Une vie vouée à la formation des jeunes

La crise interne qui avait secoué El Moustakbel El Fenni précipitera le départ volontaire de Kaddour Darsouni. Ce dernier décidera de se consacrer à la formation en dirigeant le Conservatoire municipal de Constantine où il continuera à y exercer jusqu’à l’arrêt des activités de cette structure en 1987.

Il sera nommé en 1975 professeur de musique et d’histoire de la musique au lycée Zighoud Youcef jusqu’en 1992, avant de dispenser des cours de musique au CEM Khadidja jusqu’en 1995. Darsouni réunira ses disciples pour créer l’association Les élèves du Conservatoire du malouf de Constantine, qui continuera à assurer la formation des jeunes.

Le défunt Kaddour Darsouni n’oublie pas de révéler dans ses mémoires la concrétisation en 1998 de son vœu le plus cher en réalisant l’enregistrement de dix noubas du patrimoine malouf sur CD.

Une opération lancée par l’Office national des droits d’auteur (ONDA) sous l’égide du ministère de la Culture durant laquelle Darsouni était chargé de la direction artistique, alors que l’interprétation des noubas avait été assurée par Abdelmoumene Bentobbal et Mohamed-Tahar Fergani.

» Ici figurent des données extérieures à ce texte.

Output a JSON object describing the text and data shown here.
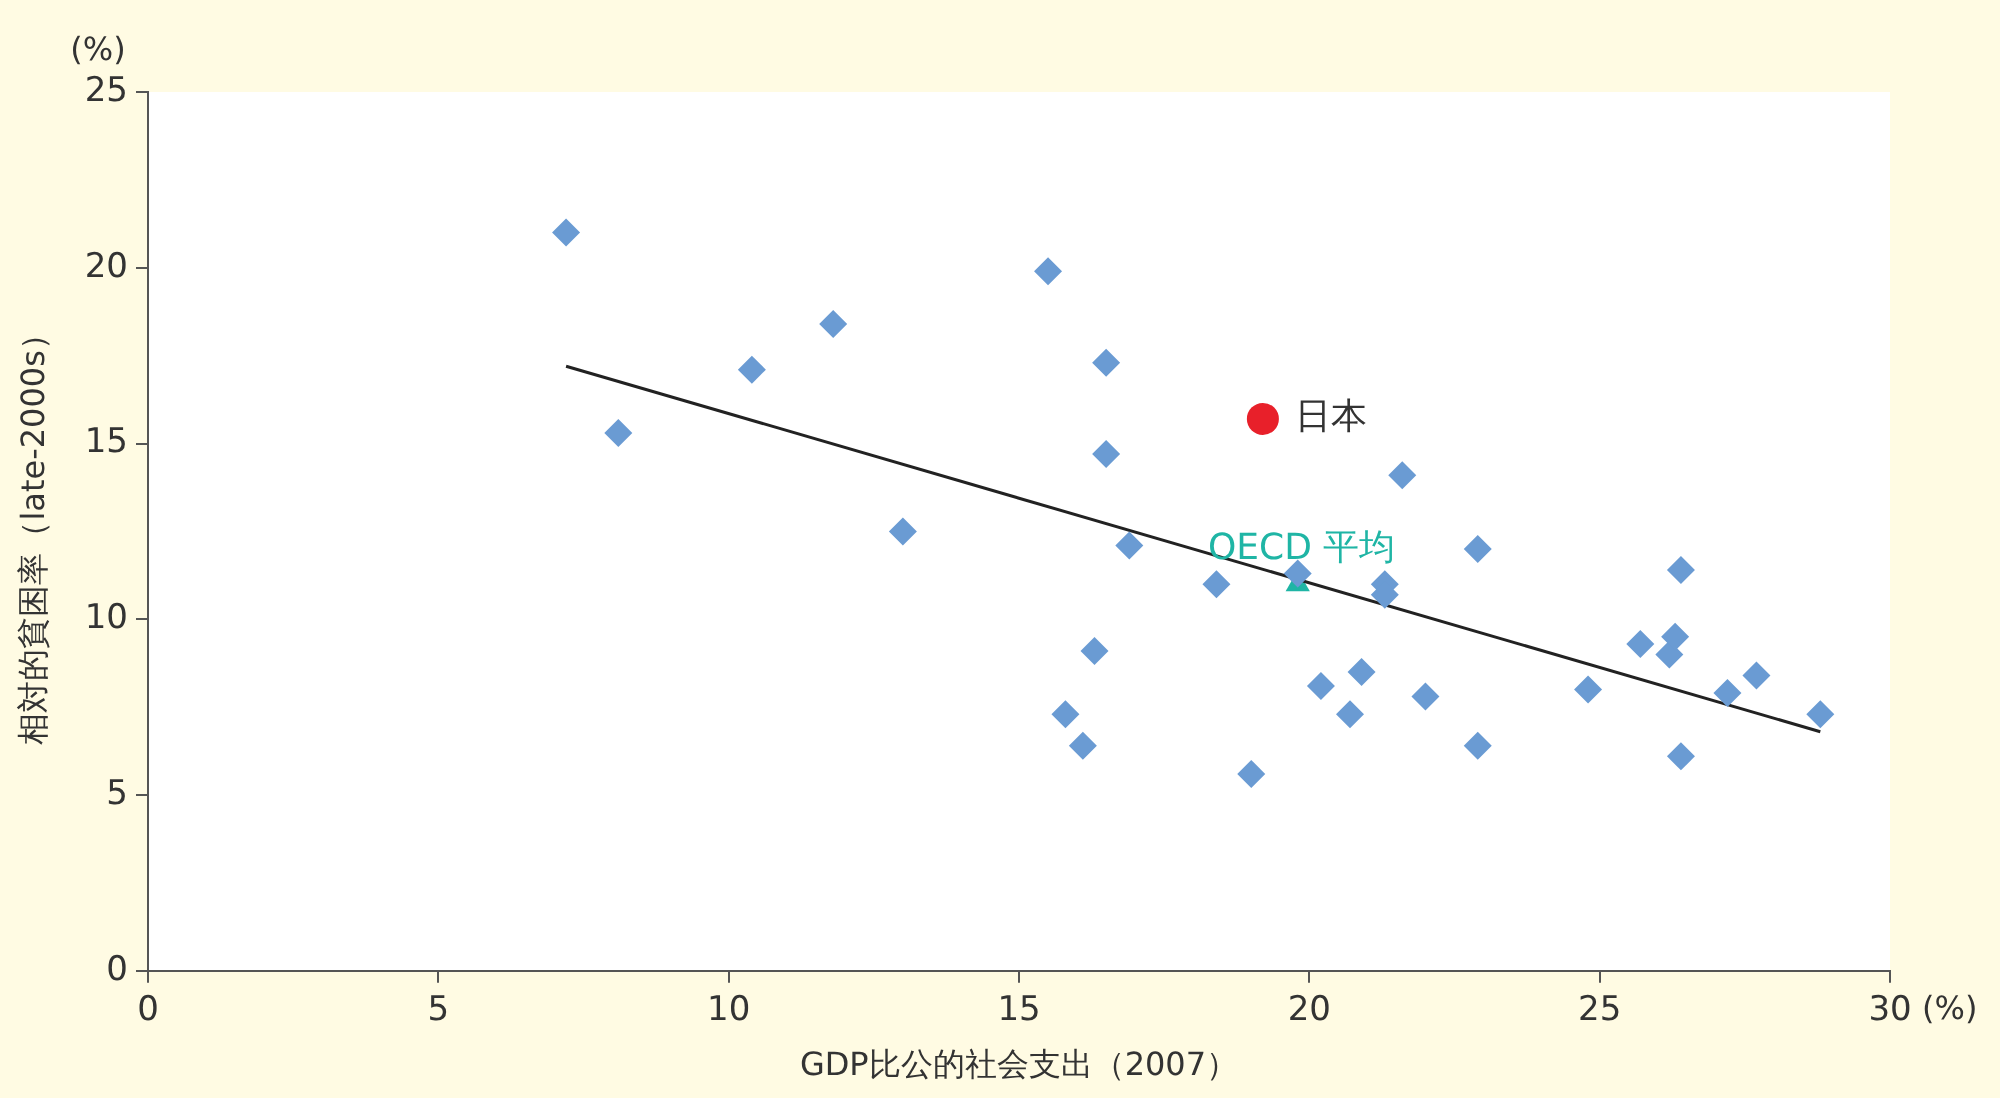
{
  "chart_data": {
    "type": "scatter",
    "xlabel": "GDP比公的社会支出（2007）",
    "ylabel": "相対的貧困率（late-2000s）",
    "annotations": [
      "(%)",
      "(%)"
    ],
    "xlim": [
      0,
      30
    ],
    "xticks": [
      0,
      5,
      10,
      15,
      20,
      25,
      30
    ],
    "ylim": [
      0,
      25
    ],
    "yticks": [
      0,
      5,
      10,
      15,
      20,
      25
    ],
    "grid": false,
    "legend": false,
    "series": [
      {
        "color": "#6a9bd3",
        "marker": "diamond",
        "x": [
          7.2,
          8.1,
          10.4,
          11.8,
          13.0,
          15.5,
          16.5,
          16.5,
          16.9,
          16.3,
          15.8,
          16.1,
          18.4,
          19.0,
          19.8,
          20.2,
          20.9,
          20.7,
          21.3,
          21.3,
          21.6,
          22.0,
          22.9,
          22.9,
          24.8,
          25.7,
          26.2,
          26.3,
          26.4,
          26.4,
          27.2,
          27.7,
          28.8
        ],
        "values": [
          21.0,
          15.3,
          17.1,
          18.4,
          12.5,
          19.9,
          17.3,
          14.7,
          12.1,
          9.1,
          7.3,
          6.4,
          11.0,
          5.6,
          11.3,
          8.1,
          8.5,
          7.3,
          11.0,
          10.7,
          14.1,
          7.8,
          12.0,
          6.4,
          8.0,
          9.3,
          9.0,
          9.5,
          11.4,
          6.1,
          7.9,
          8.4,
          7.3
        ]
      },
      {
        "type": "line",
        "color": "#222222",
        "marker": "none",
        "x": [
          7.2,
          28.8
        ],
        "values": [
          17.2,
          6.8
        ]
      },
      {
        "name": "日本",
        "color": "#e8202a",
        "marker": "circle",
        "x": [
          19.2
        ],
        "values": [
          15.7
        ]
      },
      {
        "name": "OECD 平均",
        "color": "#1fb5a5",
        "marker": "triangle",
        "x": [
          19.8
        ],
        "values": [
          11.0
        ]
      }
    ]
  }
}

Dans ses mémoires, le défunt Kaddour Darsouni avoue avoir la grande chance de connaître et de côtoyer les grands maîtres du malouf et du chant populaire constantinois, citant Ahmed Bestandji, Tahar Benkartoussa, Hamou Fergani, Abderahmene Kara Baghli, Allaoua Bentobal, Si Hsouna Ali Khodja, Brahim Amouchi, Maamar Benrachi, Larbi Belamri, Khodja Bendjelloul, Abdelkader Toumi et autres.

Durant plus de 70 ans, feu Kaddour Darsouni avait dans ses classes des dizaines d’élèves qui seront des artistes, des musiciens, des chanteurs, mais aussi des formateurs qui continuent de lui vouer respect et reconnaissance. «Avec la satisfaction du devoir accompli, je suis rassuré, car la relève est là. Mon vœu le plus cher est qu’elle œuvre avec plus d’acharnement puisque la tâche ne sera que plus ardue, afin que ce précieux patrimoine puisse être préservé et parvenir aux générations futures et atteindre sa vraie dimension de musique savante», a-t-il conclu dans ses mémoires, comme pour transmettre un testament.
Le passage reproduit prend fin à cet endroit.